Als inhaltlich großer Gewinner ging das doku-fiktionale Projekt "Vera" von Tizza Covi (Bild) und Rainer Frimmel hervor, das dem Filmemacherduo die Regietrophäe brachte und auch als bester Film gewürdigt wurde
Als inhaltlich großer Gewinner ging das doku-fiktionale Projekt "Vera" von Tizza Covi (Bild) und Rainer Frimmel hervor, das dem Filmemacherduo die Regietrophäe brachte und auch als bester Film gewürdigt wurde © APA/TOBIAS STEINMAURER

Die Causa Florian Teichtmeister überschattete die Gala. Dem Ex-Burgtheaterstar wird der Besitz Zehntausender Dateien mit Kindesmissbrauchsdarstellungen vorgeworfen, nach geplatztem Prozess im Februar, steht ein neuer Termin noch aus. In "Corsage" verkörpert er Kaiser Franz Joseph, in "Serviam - Ich will dienen" den Vater einer Internatsschülerin. Beide Filme wurden von den Produzierenden zum Filmpreis eingereicht.

Auf Initiative von "Stoppt Missbrauch" fand vor der Gala eine angemeldete Demo "gegen Verharmlosung des Kindermissbrauchs durch Politik und Justiz" statt. Eine Polizeieskorte geleitete die Filmprominenz in die Halle. Sie hielten Plakate in die Höhe, auf denen stand u. a. "Null Toleranz für Kinderschänder". Dazu: laute Trommeln und die Frage: "Sind Sie gegen Kindesmisshandlung, dann unterschreiben Sie bitte hier!" Während der Veranstaltung drinnen hörte man die Musik, Songs und Trommeln von draußen bis in den Saal hinein.

"Kultur des Hinschauens"

Die Causa Teichtmeister und die Debatte um Übergriffe, sexualisierte Gewalt und Machtmissbrauch bestimmte den Abend und spiegelte sich in den Reden der von Catalina Molina locker und kurzweilig inszenierten und vom Duo Julia Jelinek und Thomas Mraz flott, gewitzt und selbstironisch moderierten Gala wider.

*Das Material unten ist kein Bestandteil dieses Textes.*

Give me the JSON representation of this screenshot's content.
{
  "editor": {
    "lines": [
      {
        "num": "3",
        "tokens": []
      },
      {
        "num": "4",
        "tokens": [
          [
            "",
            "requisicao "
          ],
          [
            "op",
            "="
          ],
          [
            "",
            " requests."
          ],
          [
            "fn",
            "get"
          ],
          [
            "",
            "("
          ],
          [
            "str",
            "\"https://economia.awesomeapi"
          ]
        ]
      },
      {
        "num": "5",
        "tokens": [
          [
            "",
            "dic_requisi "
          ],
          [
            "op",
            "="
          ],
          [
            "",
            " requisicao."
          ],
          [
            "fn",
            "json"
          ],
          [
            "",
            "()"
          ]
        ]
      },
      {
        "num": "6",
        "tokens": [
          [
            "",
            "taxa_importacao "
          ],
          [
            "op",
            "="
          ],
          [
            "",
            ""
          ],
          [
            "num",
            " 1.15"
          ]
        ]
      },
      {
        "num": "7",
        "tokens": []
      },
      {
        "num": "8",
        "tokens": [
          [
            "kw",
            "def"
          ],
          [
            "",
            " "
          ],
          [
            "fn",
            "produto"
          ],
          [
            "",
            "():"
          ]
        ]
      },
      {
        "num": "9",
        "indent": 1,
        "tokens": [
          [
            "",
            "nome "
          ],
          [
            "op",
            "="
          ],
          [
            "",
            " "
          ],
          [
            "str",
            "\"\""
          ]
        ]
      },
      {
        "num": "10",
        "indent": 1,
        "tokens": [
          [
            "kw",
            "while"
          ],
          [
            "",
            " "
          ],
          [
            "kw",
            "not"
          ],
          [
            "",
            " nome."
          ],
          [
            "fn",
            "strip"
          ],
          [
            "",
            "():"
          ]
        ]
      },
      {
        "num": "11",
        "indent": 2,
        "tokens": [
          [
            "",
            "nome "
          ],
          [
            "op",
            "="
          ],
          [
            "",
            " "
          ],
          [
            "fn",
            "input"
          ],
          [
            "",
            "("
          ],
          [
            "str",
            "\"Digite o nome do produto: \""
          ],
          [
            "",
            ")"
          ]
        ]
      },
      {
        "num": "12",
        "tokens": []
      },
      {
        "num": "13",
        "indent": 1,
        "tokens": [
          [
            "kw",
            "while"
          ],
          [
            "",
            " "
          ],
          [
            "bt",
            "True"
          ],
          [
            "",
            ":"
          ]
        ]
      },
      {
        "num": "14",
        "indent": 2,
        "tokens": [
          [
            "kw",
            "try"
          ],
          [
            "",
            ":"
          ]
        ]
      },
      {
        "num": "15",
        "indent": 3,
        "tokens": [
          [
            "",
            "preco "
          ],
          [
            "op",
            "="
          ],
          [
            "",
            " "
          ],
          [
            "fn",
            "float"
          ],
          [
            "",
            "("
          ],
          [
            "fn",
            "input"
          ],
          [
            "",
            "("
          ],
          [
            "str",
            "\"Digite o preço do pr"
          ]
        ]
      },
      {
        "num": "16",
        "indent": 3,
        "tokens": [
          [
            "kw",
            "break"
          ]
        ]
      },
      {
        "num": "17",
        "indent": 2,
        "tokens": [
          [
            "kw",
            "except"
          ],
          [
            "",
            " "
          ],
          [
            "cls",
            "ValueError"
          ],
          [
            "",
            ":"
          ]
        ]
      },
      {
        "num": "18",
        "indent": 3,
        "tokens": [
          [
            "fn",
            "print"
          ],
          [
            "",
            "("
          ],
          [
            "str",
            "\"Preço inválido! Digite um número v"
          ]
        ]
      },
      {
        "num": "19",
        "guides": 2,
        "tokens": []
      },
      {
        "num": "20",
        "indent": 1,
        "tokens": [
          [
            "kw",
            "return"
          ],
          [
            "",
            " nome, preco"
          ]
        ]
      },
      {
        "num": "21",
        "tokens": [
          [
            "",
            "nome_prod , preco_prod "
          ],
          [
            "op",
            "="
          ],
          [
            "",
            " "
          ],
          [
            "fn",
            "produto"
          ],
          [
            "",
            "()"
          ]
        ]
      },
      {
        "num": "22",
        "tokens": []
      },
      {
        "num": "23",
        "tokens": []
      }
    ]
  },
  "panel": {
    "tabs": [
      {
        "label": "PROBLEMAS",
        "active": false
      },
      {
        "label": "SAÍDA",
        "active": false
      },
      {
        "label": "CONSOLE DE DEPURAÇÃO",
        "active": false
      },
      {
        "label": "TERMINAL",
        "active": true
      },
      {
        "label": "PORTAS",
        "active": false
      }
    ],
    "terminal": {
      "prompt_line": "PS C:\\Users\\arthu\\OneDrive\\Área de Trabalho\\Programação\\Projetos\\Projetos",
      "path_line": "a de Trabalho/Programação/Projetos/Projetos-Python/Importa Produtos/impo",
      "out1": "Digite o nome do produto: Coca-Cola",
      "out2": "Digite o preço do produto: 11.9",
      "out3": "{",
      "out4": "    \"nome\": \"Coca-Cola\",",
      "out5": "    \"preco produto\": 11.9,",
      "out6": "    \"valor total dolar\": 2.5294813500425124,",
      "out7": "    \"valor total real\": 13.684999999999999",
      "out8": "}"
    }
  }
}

Auch Verena Altenberger und Arash T. Riahi, die die Akademie-Präsidentschaft innehaben, äußerten sich: "Aber wir bewegen uns, arbeiten, ringen um eine Haltung, um Solidarität, um Ausgewogenheit und um Offenheit der Debatten. Wir kämpfen für Schutzmodelle, Nachwuchs und Diversität, physische und psychische Sicherheit", sagten sie u.a. "Alle teilen wir eine grundlegende Haltung: Für Demokratie, für Gleichberechtigung der Geschlechter und Nationalitäten – für die Gleichberechtigung aller Menschen – und gegen jeglichen Machtmissbrauch." Fokus: von einer "Kultur des Wegschauens" zu einer "Kultur des Hinschauens und des Darüber-Redens" zu gelangen.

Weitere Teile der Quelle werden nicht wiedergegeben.